David very kindly drove us to the airport and we had hoped that we might be able to catch a glimpse of the container ship transporting our car from the plane but we were in the middle row of seats, so we could not even see New Zealand as we came in to land.
Normally it can take quite a while to get through the quarantine section of arrivals at Auckland and because we had taken George the Giraffe (a carved wooden giraffe), one of our few African souvenirs with us, we had anticipated that we would be quite a while and had suggested to Gavin’s parents that they didn’t rush to be at the airport for the arrival time. So of course the plane was early and we were through Immigration, Customs and Quarantine in 10 minutes flat and out into the arrivals hall just about the time the plane was due to arrive waiting to be welcomed back. Pete and Trish were not far behind though and soon we were on our way again. After popping in to see Gavin’s sister and her boyfriend, Kathryn and Alan, who live in Auckland we carried on back to Warkworth.
The following day we drove out to the Wenzlick farm at Matakana where Gavin’s uncle and aunt, Bryan and Bev, have been looking after the trusty Suzuki in one of their sheds. When we parked it up, nearly 18 months ago, we forgot to disconnect the battery and after a few tows around by tractor (it is a rather hilly and very, very, very wet farm at the moment) the little beast refused to start so off went Gavin to buy a new battery while Bev and I studied the waterlogged garden, it has been raining here for weeks. The new battery did the trick and it started first time- what a beauty. It may not be the most luxurious or modern little beast but it even made it through a Warrant of Fitness without any problems, after washing all the bird poo off.
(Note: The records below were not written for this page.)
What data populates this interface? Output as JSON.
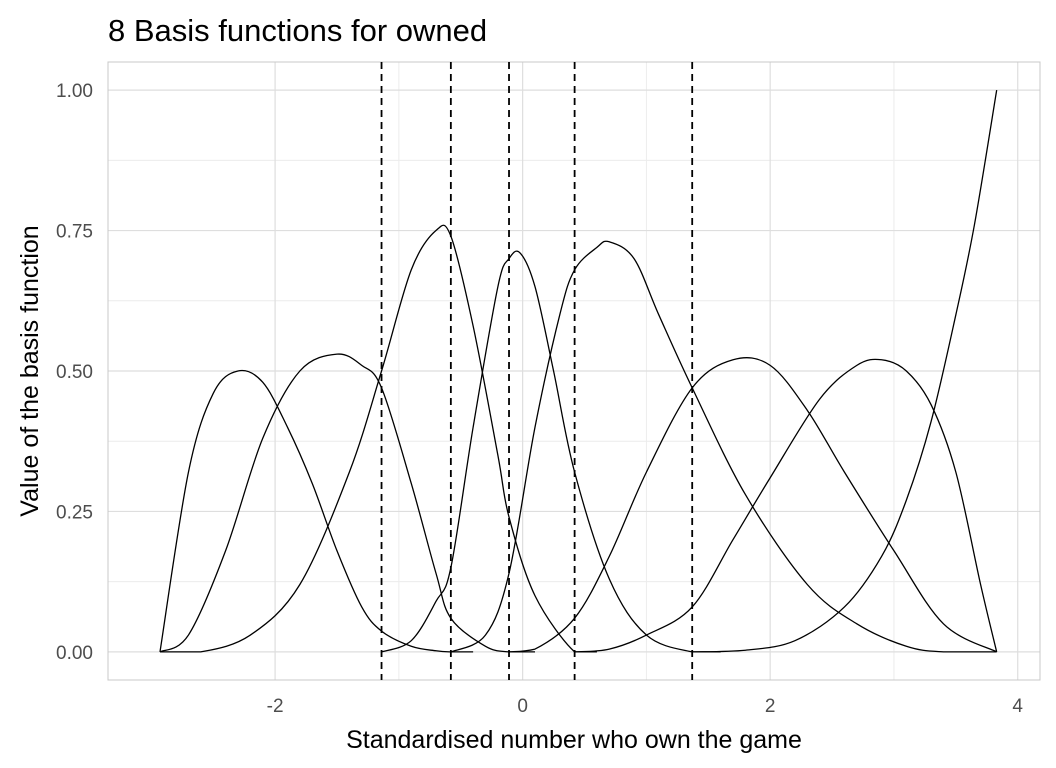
{
  "chart_data": {
    "type": "line",
    "title": "8 Basis functions for owned",
    "xlabel": "Standardised number who own the game",
    "ylabel": "Value of the basis function",
    "xlim": [
      -3.35,
      4.18
    ],
    "ylim": [
      -0.05,
      1.05
    ],
    "x_ticks": [
      -2,
      0,
      2,
      4
    ],
    "x_tick_labels": [
      "-2",
      "0",
      "2",
      "4"
    ],
    "y_ticks": [
      0,
      0.25,
      0.5,
      0.75,
      1.0
    ],
    "y_tick_labels": [
      "0.00",
      "0.25",
      "0.50",
      "0.75",
      "1.00"
    ],
    "grid": true,
    "legend": "none",
    "colors": {
      "line": "#000000",
      "grid_major": "#dedede",
      "grid_minor": "#ececec",
      "panel_border": "#c8c8c8"
    },
    "knots": [
      -1.14,
      -0.58,
      -0.11,
      0.42,
      1.37
    ],
    "boundary_knots": [
      -2.93,
      3.83
    ],
    "spline_degree": 3,
    "series": [
      {
        "x": [
          -2.93,
          -2.7,
          -2.5,
          -2.3,
          -2.1,
          -1.9,
          -1.7,
          -1.5,
          -1.3,
          -1.14,
          -0.9,
          -0.7,
          -0.58,
          -0.4
        ],
        "values": [
          0,
          0.32,
          0.46,
          0.5,
          0.48,
          0.4,
          0.3,
          0.18,
          0.08,
          0.037,
          0.01,
          0.002,
          0,
          0
        ]
      },
      {
        "x": [
          -2.93,
          -2.7,
          -2.4,
          -2.1,
          -1.8,
          -1.5,
          -1.3,
          -1.14,
          -0.9,
          -0.7,
          -0.58,
          -0.3,
          -0.11,
          0.1
        ],
        "values": [
          0,
          0.03,
          0.18,
          0.38,
          0.5,
          0.53,
          0.51,
          0.47,
          0.3,
          0.14,
          0.06,
          0.01,
          0,
          0
        ]
      },
      {
        "x": [
          -2.93,
          -2.6,
          -2.2,
          -1.8,
          -1.4,
          -1.14,
          -0.9,
          -0.7,
          -0.58,
          -0.4,
          -0.2,
          -0.11,
          0.1,
          0.42,
          0.6
        ],
        "values": [
          0,
          0.0,
          0.03,
          0.12,
          0.32,
          0.5,
          0.68,
          0.75,
          0.74,
          0.58,
          0.35,
          0.24,
          0.1,
          0,
          0
        ]
      },
      {
        "x": [
          -1.14,
          -0.9,
          -0.7,
          -0.58,
          -0.4,
          -0.2,
          -0.11,
          -0.02,
          0.1,
          0.25,
          0.42,
          0.7,
          1.0,
          1.37,
          1.6
        ],
        "values": [
          0,
          0.02,
          0.09,
          0.15,
          0.4,
          0.65,
          0.7,
          0.71,
          0.65,
          0.5,
          0.32,
          0.13,
          0.03,
          0,
          0
        ]
      },
      {
        "x": [
          -0.58,
          -0.3,
          -0.11,
          0.1,
          0.3,
          0.42,
          0.6,
          0.7,
          0.9,
          1.1,
          1.37,
          1.8,
          2.3,
          2.7,
          3.1,
          3.4,
          3.83
        ],
        "values": [
          0,
          0.03,
          0.14,
          0.4,
          0.6,
          0.68,
          0.72,
          0.73,
          0.7,
          0.6,
          0.47,
          0.28,
          0.12,
          0.05,
          0.01,
          0,
          0
        ]
      },
      {
        "x": [
          -0.11,
          0.1,
          0.42,
          0.7,
          1.0,
          1.37,
          1.7,
          2.0,
          2.3,
          2.6,
          3.0,
          3.4,
          3.83
        ],
        "values": [
          0,
          0.005,
          0.06,
          0.17,
          0.32,
          0.47,
          0.52,
          0.51,
          0.43,
          0.32,
          0.18,
          0.05,
          0
        ]
      },
      {
        "x": [
          0.42,
          0.7,
          1.0,
          1.37,
          1.7,
          2.0,
          2.4,
          2.7,
          2.9,
          3.1,
          3.3,
          3.5,
          3.7,
          3.83
        ],
        "values": [
          0,
          0.005,
          0.03,
          0.08,
          0.2,
          0.31,
          0.45,
          0.51,
          0.52,
          0.5,
          0.44,
          0.32,
          0.12,
          0
        ]
      },
      {
        "x": [
          1.37,
          1.8,
          2.2,
          2.6,
          2.9,
          3.1,
          3.3,
          3.5,
          3.65,
          3.83
        ],
        "values": [
          0,
          0.003,
          0.02,
          0.08,
          0.17,
          0.27,
          0.41,
          0.6,
          0.76,
          1.0
        ]
      }
    ]
  }
}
Over the next few days we caught up with many more members of Gavin’s family and friends. We have made a couple of trips down to Auckland to get into progress importing the car and in all honesty, not be down on Australia, but it does seem to be a lot more straight forward than our last country.
So now we have been back for a week. Yesterday we unpacked the car from the container and our hard work and David’s hard work seems to have paid off. The car passed its quarantine (MAF) inspection with flying colours, apart from a quick hovering up of a little dust and sand that had shaken down during shipping no further cleaning or fumigation was required. A process which had taken 11 hours in Fremantle took only a couple of hours in Auckland. In the afternoon the car was transported to a vehicle compliance testing station where inspectors are going through it with a fine tooth comb to ensure that it meets all the Kiwi safety regulations. Gavin has been worrying about this inspection ever since we departed the UK so we just hope that it goes OK. Fingers crossed.